At the clinic, Matuk is known for thinking ahead and going the extra mile. In 2004, hearing rumors of an influenza vaccine shortage, she meticulously examined the clinic’s charts to ensure that those patients at highest risk received the vaccine. She visited distant shut-ins in their homes to administer the vaccine and made certain that her ambulance colleagues, as front-line responders, received the vaccine.
Her dedication also encompasses comforting people in their most vulnerable moments. Remembering a terminally ill patient who asked Matuk to sit with him during his final days, she remarked, “Although that was a very sad situation, it means a lot to me that even though I was not family, just an acquaintance, that he viewed me as someone who would bring him comfort during that very emotional period.

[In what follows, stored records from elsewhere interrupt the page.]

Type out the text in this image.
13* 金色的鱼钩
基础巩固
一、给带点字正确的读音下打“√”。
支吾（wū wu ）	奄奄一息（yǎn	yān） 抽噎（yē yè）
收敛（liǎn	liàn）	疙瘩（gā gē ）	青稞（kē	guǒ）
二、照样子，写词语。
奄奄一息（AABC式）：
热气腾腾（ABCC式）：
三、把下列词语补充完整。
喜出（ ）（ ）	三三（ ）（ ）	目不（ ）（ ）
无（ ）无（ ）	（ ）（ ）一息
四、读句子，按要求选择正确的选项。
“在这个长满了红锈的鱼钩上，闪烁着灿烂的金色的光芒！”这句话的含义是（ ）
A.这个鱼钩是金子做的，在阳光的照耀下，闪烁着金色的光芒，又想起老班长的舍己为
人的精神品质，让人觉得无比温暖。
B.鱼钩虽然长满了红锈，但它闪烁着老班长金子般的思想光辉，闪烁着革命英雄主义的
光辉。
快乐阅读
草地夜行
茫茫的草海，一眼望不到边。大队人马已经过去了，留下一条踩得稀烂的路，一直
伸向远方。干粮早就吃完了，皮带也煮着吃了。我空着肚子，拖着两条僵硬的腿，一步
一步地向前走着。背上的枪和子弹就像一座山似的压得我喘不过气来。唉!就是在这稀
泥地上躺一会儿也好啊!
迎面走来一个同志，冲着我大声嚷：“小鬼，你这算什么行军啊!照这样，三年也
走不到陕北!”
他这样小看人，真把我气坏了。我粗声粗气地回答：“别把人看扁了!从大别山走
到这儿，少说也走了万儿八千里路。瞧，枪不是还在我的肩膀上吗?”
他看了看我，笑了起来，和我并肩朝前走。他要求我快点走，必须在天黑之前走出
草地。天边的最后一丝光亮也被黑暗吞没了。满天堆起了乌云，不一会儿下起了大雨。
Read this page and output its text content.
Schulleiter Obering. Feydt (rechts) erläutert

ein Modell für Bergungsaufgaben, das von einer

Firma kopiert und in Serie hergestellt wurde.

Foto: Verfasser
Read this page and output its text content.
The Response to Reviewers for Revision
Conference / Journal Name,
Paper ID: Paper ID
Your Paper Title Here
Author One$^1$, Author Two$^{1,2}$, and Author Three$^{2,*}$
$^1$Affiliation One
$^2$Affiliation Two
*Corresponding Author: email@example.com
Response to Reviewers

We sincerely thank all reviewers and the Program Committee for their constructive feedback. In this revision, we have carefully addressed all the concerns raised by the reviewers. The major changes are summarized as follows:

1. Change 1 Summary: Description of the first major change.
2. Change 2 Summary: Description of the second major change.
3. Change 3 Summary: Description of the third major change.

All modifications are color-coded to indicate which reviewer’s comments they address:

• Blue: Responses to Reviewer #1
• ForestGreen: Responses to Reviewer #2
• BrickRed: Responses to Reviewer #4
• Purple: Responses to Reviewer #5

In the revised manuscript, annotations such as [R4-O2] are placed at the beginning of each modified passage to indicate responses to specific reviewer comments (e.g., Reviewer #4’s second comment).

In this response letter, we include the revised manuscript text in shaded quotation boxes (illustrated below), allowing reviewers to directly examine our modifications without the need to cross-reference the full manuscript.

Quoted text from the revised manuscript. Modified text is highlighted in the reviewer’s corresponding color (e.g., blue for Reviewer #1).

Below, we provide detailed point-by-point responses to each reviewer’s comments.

I’m honored to be allowed into people’s lives on such an intimate level … to be trusted with their fears, hopes and needs.”
Matuk’s healthcare career began in San Francisco, where she cared for the elderly, inmates and low-income people, first as a nursing aide, then licensed vocational nurse and then as a registered nurse – a program she completed while raising a family. She currently is pursuing Family Nurse Practitioner certification, which will enable her to prescribe medications and deliver the same level of care that her mother, who will retire soon, provides to the clinic’s patients.
In addition, Matuk and her mother have established the Chiloquin Rural Health Project, Inc., to raise funds to bring a dentist to the region. They also have partnered with elementary schools to provide dental care education and free fluoride treatments to children. “This is a profession that I will never grow tired of because every day is new and different,” Matuk said, “and every day is a new opportunity to make someone feel better. I just try to do what I think is right.”
Since the Cherokee Inspired Comfort Award was established in 2003, more than 3,400healthcare professionals have been nominated in the Registered Nurse, Licensed Practical Nurse/Licensed Vocational Nurse, Student Nurse and Non-Physician Healthcare Professional categories. A panel of nursing professionals and Cherokee representatives evaluates nominations and grants the awards.
For every nomination in 2005, Cherokee Uniforms donated $1 to Nurses House, a national fund that provides short-term financial assistance to registered nurses facing serious hardship. Cherokee donated $1,300 in 2005.